The UCF PRINT project is excited to partner with the Historical Society of Pennsylvania.
Step inside the lives of early Americans through the lens of hand-written letters.
Stories of families’ and religious organizations’ migrations from Europe to America are recorded in hundreds of letters written between 1630 and 1730 in the Pemberton Family Collection at the Historical Society of Pennsylvania. But in order to share those stories, we need your help reading and transcribing them.

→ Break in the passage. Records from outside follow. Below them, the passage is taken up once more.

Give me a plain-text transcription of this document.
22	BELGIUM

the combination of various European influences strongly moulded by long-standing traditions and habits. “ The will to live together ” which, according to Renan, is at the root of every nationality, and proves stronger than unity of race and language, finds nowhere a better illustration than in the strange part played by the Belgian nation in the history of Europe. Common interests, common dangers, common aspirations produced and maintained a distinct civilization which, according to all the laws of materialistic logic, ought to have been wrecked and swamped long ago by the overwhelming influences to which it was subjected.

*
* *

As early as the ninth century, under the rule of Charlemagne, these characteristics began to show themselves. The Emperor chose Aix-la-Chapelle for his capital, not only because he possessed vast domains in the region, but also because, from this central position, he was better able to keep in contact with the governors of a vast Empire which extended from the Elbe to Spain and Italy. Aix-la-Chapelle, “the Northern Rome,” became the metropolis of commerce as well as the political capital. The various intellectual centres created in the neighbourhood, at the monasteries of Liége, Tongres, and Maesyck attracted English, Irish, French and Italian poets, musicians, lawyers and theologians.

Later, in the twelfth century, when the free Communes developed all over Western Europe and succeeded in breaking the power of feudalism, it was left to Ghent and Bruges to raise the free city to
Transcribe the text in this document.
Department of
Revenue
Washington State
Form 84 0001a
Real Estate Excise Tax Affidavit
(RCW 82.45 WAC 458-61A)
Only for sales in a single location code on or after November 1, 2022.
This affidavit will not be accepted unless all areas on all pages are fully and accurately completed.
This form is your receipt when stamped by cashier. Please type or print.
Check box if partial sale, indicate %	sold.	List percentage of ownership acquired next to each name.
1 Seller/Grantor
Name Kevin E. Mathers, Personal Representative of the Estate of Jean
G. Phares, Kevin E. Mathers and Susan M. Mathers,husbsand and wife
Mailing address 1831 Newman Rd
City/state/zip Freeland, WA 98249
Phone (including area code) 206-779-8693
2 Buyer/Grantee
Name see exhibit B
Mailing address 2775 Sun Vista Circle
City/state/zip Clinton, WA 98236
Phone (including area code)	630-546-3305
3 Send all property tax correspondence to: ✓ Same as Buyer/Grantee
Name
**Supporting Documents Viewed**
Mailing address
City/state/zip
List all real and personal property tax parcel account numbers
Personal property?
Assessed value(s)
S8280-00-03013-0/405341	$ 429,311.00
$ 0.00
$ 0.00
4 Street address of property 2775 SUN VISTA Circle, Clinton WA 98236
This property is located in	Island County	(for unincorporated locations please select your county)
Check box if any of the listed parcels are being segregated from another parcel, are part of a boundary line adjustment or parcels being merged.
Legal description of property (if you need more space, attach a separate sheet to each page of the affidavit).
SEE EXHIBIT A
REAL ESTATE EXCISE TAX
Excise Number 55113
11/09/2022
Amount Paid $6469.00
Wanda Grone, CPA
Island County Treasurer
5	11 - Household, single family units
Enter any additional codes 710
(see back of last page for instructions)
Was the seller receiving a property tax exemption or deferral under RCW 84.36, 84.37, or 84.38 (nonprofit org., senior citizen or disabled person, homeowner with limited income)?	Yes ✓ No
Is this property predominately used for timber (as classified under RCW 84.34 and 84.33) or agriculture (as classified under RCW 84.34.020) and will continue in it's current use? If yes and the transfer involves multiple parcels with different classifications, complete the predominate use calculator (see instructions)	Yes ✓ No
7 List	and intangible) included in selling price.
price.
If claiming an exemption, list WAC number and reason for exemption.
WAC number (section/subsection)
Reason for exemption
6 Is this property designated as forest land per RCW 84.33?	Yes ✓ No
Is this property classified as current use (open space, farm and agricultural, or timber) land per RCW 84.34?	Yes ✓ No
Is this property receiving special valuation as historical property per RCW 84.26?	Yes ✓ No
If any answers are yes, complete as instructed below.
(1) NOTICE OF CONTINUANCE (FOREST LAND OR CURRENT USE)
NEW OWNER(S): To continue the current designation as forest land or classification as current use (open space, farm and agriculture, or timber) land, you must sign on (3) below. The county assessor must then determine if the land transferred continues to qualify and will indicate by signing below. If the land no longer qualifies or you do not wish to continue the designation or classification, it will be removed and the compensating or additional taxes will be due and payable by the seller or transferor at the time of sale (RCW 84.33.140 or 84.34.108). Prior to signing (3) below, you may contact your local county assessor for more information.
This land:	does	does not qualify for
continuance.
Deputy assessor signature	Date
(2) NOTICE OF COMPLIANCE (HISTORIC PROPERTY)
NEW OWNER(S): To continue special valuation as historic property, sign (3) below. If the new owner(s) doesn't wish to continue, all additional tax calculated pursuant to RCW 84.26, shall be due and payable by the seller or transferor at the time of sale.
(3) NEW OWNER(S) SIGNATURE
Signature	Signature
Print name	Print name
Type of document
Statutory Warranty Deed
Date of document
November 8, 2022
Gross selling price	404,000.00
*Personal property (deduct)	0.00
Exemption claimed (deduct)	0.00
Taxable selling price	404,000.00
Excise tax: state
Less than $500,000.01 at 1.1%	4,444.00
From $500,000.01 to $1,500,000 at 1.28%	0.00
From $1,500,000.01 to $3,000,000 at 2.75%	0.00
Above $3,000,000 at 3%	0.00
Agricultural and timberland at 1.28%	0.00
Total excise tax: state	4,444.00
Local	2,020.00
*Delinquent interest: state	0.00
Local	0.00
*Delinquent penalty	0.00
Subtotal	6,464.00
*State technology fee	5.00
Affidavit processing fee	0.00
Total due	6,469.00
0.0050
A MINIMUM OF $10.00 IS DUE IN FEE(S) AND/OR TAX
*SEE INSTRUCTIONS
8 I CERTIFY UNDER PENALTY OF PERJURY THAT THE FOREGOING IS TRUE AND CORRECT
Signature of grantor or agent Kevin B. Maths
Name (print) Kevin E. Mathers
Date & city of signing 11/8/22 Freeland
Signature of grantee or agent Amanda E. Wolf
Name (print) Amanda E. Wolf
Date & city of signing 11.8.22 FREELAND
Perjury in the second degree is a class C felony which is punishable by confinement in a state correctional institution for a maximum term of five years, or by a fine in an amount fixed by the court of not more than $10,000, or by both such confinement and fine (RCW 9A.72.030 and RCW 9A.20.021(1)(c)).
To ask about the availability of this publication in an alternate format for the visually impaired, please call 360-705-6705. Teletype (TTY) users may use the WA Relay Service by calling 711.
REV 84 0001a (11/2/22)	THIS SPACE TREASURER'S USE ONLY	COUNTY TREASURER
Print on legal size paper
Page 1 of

This free interactive workshop offers an introduction to transcribing letters from the past, and it will contribute to the People, Religion, Information Networks, and Travel project (PRINT). Through this workshop, you will hear what researchers have discovered so far under themes such as love and marriage, friendships, family, and social networks in early America. Then you will participate in a small group workshop, taking out your digital quill to transcribe what is written in one of these letters. As a citizen-historian, you will contribute to PRINT’s goal of making accessible the connections within the manuscript correspondence.
The PRINT project is a collaborative effort to trace the communication networks of early modern European religious minorities and the ways they shaped the dynamic patterns of migration in the Atlantic world. Housed at the University of Central Florida, PRINT seeks to create a database of correspondence and then visualize the complex connections that arose in response to religious persecution and missionary work. PRINT Dynamic Networks
The Historical Society of Pennsylvania, founded in 1824, is one of the nation’s largest archives of historical documents. We are proud to serve as Philadelphia’s Library of American History, with over 21 million manuscripts, books, and graphic images encompassing centuries of US history. Through educator workshops, research opportunities, public programs, and lectures throughout the year, we strive to make history relevant and exhilarating to all. For more information, visit hsp.org.
The Pemberton Papers Project, funded by the Lapidus grant through the Omohundro Institute, is a collaboration between the Historical Society of Pennsylvania and Dr. Rosalind Beiler of the University of Central Florida. Its goal is to digitize and make available volumes I and II (1641-1702) of the collection.